I work in market research, and we're often asked to run regression to determine the impact of various components (like product attributes) on overall satisfaction/likelihood to buy, etc. Since many attributes usually correlate highly, we first run a PCA to extract latent variables, and use those variables as IVs in the regression.

One particular client however wanted to look at the impact of the specific attributes, and not the factors. However, the attributes were correlating too highly to put them in the regression model. So I had the idea of running the PCA and using the factors for the model as per usual, but this time I multiplied each attribute's correlation to the factors to their corresponding standardized betas, and added them up (I turned all negative scores either in the regression or the factors to positives prior to doing this). I provided the attributes rank-ordered in their impact on a chart, from highest to lowest.

The results that came out made sense, and I have tried it in other instances, with results that made sense... but I wasn't entirely positive if what I've done was legit. Is anything I've done as described above sacrilegous?

There is no such thing as "attributes ... correlating too highly to put them in the regression model". It's not like your regression is going to crash or lie to you if some of the factors you measure are hightly correlated. What it will do is give you very large error bars on the cofficients of the highly correlated factors. But that's just telling you the truth: it really can't tell which of the highly correlated factors is "really" contributing to the result, because the data really don't distinguish.

Doing the PCA first doesn't eliminate this problem. It may well be that the PCA constructs principal components isolating each set of highly correlated factors, and that the regression coefficients for these components have small error bars. But suppose you take a component that you have thus identified as a strong contributor to the result, and notice that it is strong in a couple of your factors. Your cusomer will say to you: "Great, so which of these factors is the influential one" and the only truthful answer is: "I don't know; the data don't distinguish".

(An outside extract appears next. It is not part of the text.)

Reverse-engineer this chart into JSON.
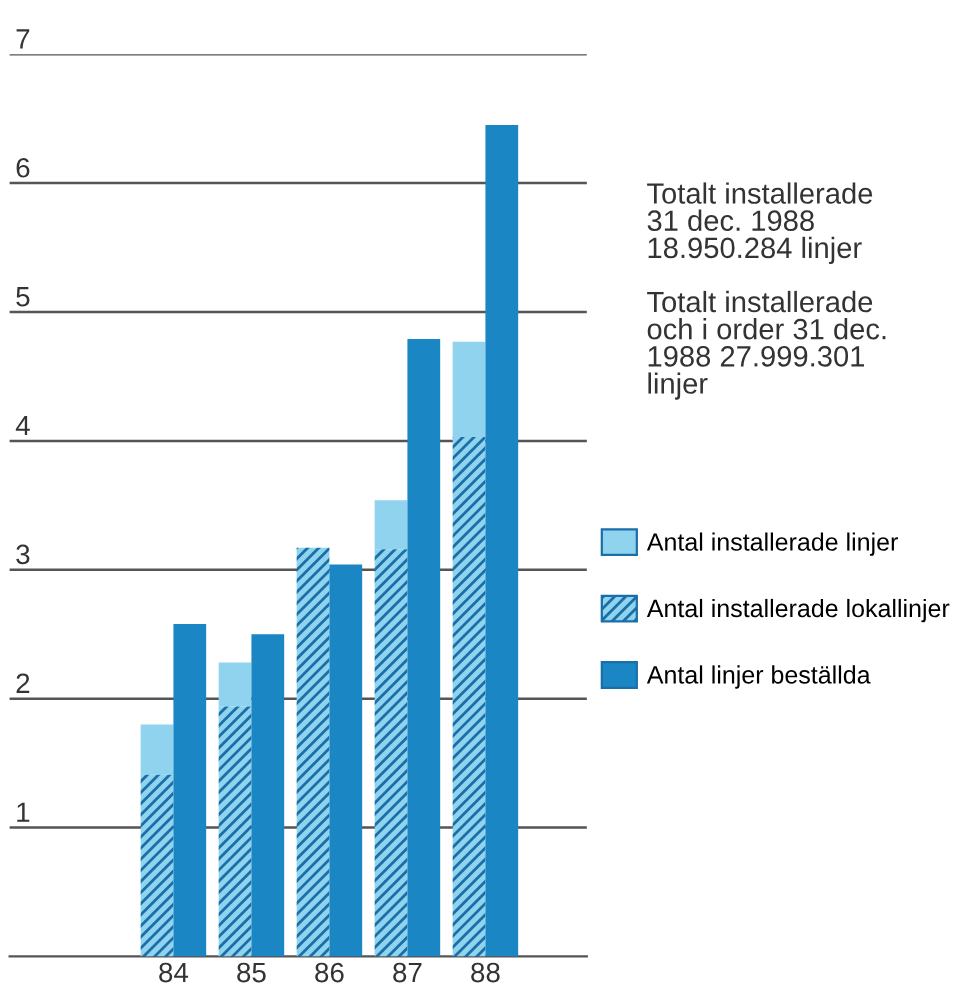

Presumably your customer has asked you to regress on the factors precisely because they, and not some abstract principal components, are what he really has control over and he wants to know which to change. Your ad hoc methodology is producing a ranked list. That ranked list will, by construction, behave as you expect with respect to the individual correlations. But there is no deeper justification for your methodology, and it isn't revealing some truth that that simple multi-linear regression couldn't see. In fact, it's hiding a truth that the simple multi-linear regression was telling you: the data really don't distinguish which of the highly correlated factors is the most influential for the result.